Ne discutono, come di consueto, Severino Salvemini e Gianni Canova.

S.S. La prima osservazione che mi viene da fare è che il clima di lavoro che il regista ha saputo creare nella redazione della rivista diretta da Miranda Priestley non è specifico solo dell’ambiente giornalistico, ma caratterizza oggi molti ambiti professionali, dalle società di consulenza alla pubblicità fino alle banche d’affari. Vi si ritrova quella frenesia del lavoro, ma anche quel culto dell’efficienza, dell’eccellenza e della perfezione che la direttrice di Runaway ha assunto come cifre caratterizzanti del suo profilo di leadership.

G.C. Quello che dici trova conferma in alcune interessanti dichiarazioni rese alla stampa da Meryl Streep. L’attrice nega infatti di essersi ispirata, nella costruzione del suo personaggio, alla figura di Anne Wintour, direttrice di Vogue America, e confessa di aver invece studiato con attenzione il comportamento, i gesti, le posture e i toni di voce di alcuni uomini potenti che le è capitato di conoscere, e di aver preso spunto da loro.

S.S. In effetti, la figura di Miranda sintetizza alla perfezione un certo stile di direzione autocratico, molto attento alla gerarchia degli status symbol, e orientato a praticare una sorta di selezione darwiniana dei collaboratori, che oggi è molto forte negli Stati Uniti, ma sempre di più anche da noi. La sua fedeltà alla mission è totale, così come l’identificazione con il suo prodotto (“Questa non è una rivista, è un faro di speranza…!”) e con la capacità di nobilitare il proprio comparto produttivo (“La moda è più grande dell’arte, se non altro perché ci vivi dentro”).

G.C. Non solo. Miranda riflette teoricamente sul senso del proprio lavoro (“La moda non ha nulla a che fare con la necessità”) e sugli effetti sociali dei prodotti che vengono presentati e pubblicizzati sulla sua rivista. Quando l’ingenua Andy dice che due cinture cerulee le sembrano uguali, Miranda esplode in una vera e propria lezione sulla filiera della moda, illustrandole tutto il processo, dall’ideazione del concept fino alla distribuzione nell’outlet, e spiegandole che nessuno alla fine è immune dai condizionamenti della moda. E quei due minuti irresistibili sono da Pulitzer del marketing e dell’economia industriale, se esistesse…

S.S. Certo, Miranda spiega alla ragazza che il suo maglioncino acrilico acquistato allo shopping mall di un grande magazzino in realtà ha un colore ceruleo che è stato deciso sulle pagine di una rivista come quella che lei dirige, le fa notare che blu, turchese, lapis e ceruleo non sono lo stesso colore, e le dimostra come quell’azzurro finito sul suo maglioncino da pochi dollari sia il risultato di campagne da milioni di dollari.

G.C. Come spieghi, però, dal punto di vista dell’organizzazione, che una direttrice come questa scelga come assistente una ragazza così poco sintonizzata con i valori dell’azienda e con quelli del mondo che ruota attorno alla rivista e che in essa riconosce?

S.S. Questa scelta non mi stupisce affatto, anzi.

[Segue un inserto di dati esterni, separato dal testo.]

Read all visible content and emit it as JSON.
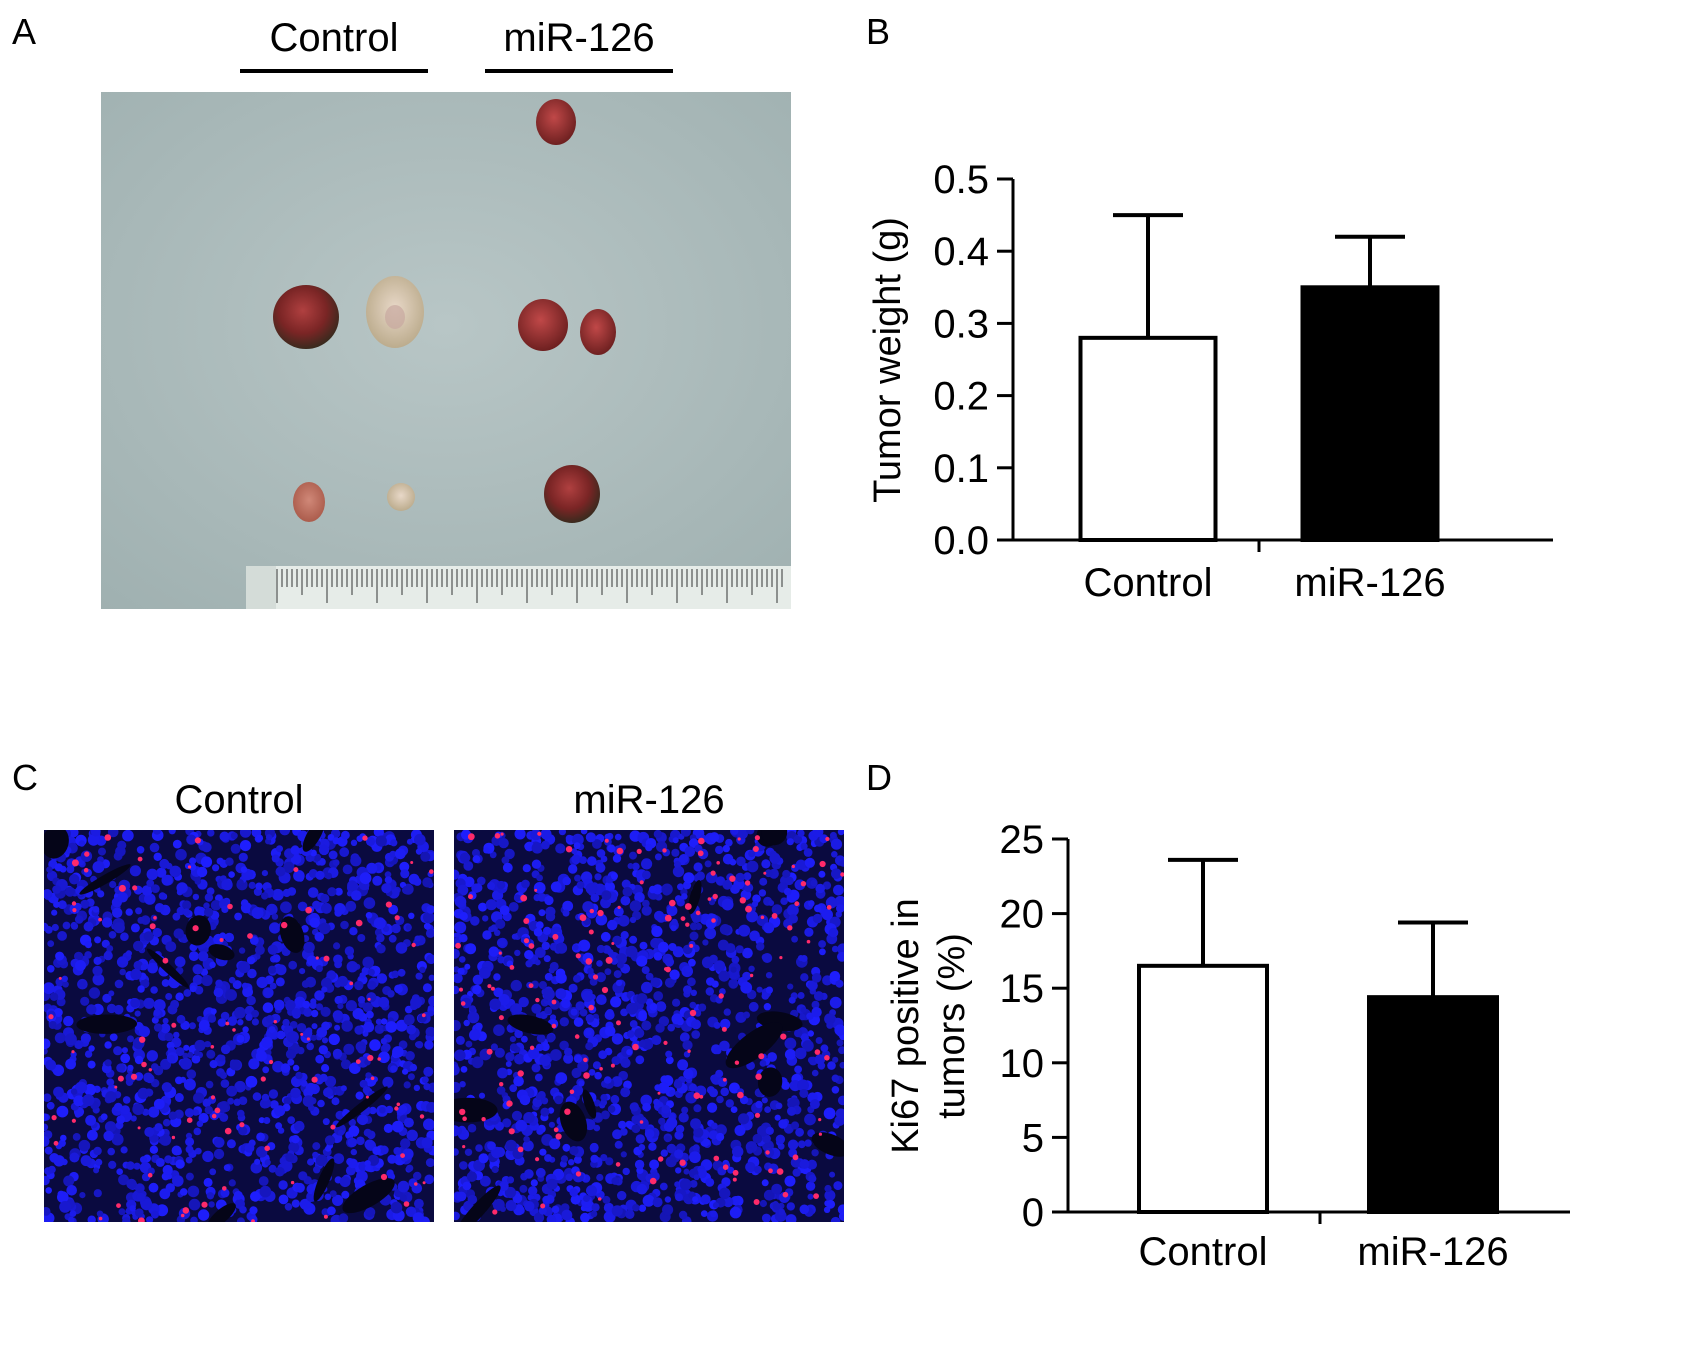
{
  "panels": {
    "a": {
      "letter": "A",
      "groups": [
        "Control",
        "miR-126"
      ]
    },
    "b": {
      "letter": "B"
    },
    "c": {
      "letter": "C",
      "groups": [
        "Control",
        "miR-126"
      ]
    },
    "d": {
      "letter": "D"
    }
  },
  "colors": {
    "control_bar": "#ffffff",
    "mir126_bar": "#000000",
    "nuclei": "#1a1aff",
    "ki67": "#ff2a6a",
    "photo_background": "#a9b9b9"
  },
  "chart_data": [
    {
      "panel": "B",
      "type": "bar",
      "categories": [
        "Control",
        "miR-126"
      ],
      "values": [
        0.28,
        0.35
      ],
      "error_upper": [
        0.45,
        0.42
      ],
      "bar_colors": [
        "#ffffff",
        "#000000"
      ],
      "ylabel": "Tumor weight (g)",
      "xlabel": "",
      "ylim": [
        0,
        0.5
      ],
      "yticks": [
        "0.0",
        "0.1",
        "0.2",
        "0.3",
        "0.4",
        "0.5"
      ],
      "grid": false
    },
    {
      "panel": "D",
      "type": "bar",
      "categories": [
        "Control",
        "miR-126"
      ],
      "values": [
        16.5,
        14.4
      ],
      "error_upper": [
        23.6,
        19.4
      ],
      "bar_colors": [
        "#ffffff",
        "#000000"
      ],
      "ylabel_lines": [
        "Ki67 positive in",
        "tumors (%)"
      ],
      "xlabel": "",
      "ylim": [
        0,
        25
      ],
      "yticks": [
        "0",
        "5",
        "10",
        "15",
        "20",
        "25"
      ],
      "grid": false
    }
  ]
}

Miranda fa della caccia alla novità e alla diversità il punto di forza di Runaway, e ai suoi occhi Andy rappresenta la novità assoluta. La sceglie proprio per questo, facendo leva, tra l’altro, sulla certezza che quel mondo finirà prima o poi per ammaliare e contagiare anche il “brutto anatroccolo” appena assunto. Una novizia che non riconosce neppure Gabbana al telefono e gli chiede con quante “b” si scriva il suo cognome…

G.C. Andy in effetti si omologa abbastanza in fretta. Impara a vestirsi solo con abiti firmati, non mostra nessuna solidarietà con le colleghe che sono sul suo stesso piano gerarchico e paga lo stress del lavoro con la rovina della sua vita privata. Come le dice cinicamente l’art director interpretato da Stanley Tucci: “Quando la tua vita privata va in pezzi, vuol dire che sei pronta per una promozione”.

S.S. Mi rendo conto, certo, che può sembrare uno stereotipo, o un luogo comune, ma nella realtà molti executive del livello di Miranda hanno una vita privata terremotata, e trovano nel lavoro l’unico canone di sopravvivenza. È la sublimazione della motivazione; quando non hai più altro cui attaccarti. Miranda, non a caso, non esce mai dalla sua parte. E anche nell’unica scena in cui appare senza trucco e indifesa, quasi desiderosa di confidarsi con Andy perché il suo legame coniugale si è bruscamente interrotto, in realtà fa subito marcia indietro, riprende le distanze e si fa scudo del lavoro come guscio protettivo. E ricordiamoci, ciò che si vede non è solo Manhattan e non è solo il clima del settore della moda…

G.C. In questo il cinema americano ha ancora molto da insegnare a tutti: con la leggerezza di una commedia alla George Cukor o alla Stanley Donen, continua a raccontarci in modo impagabile come cambiano il mondo del lavoro e le diverse professioni, e come questi cambiamenti agiscono sulla vita delle persone.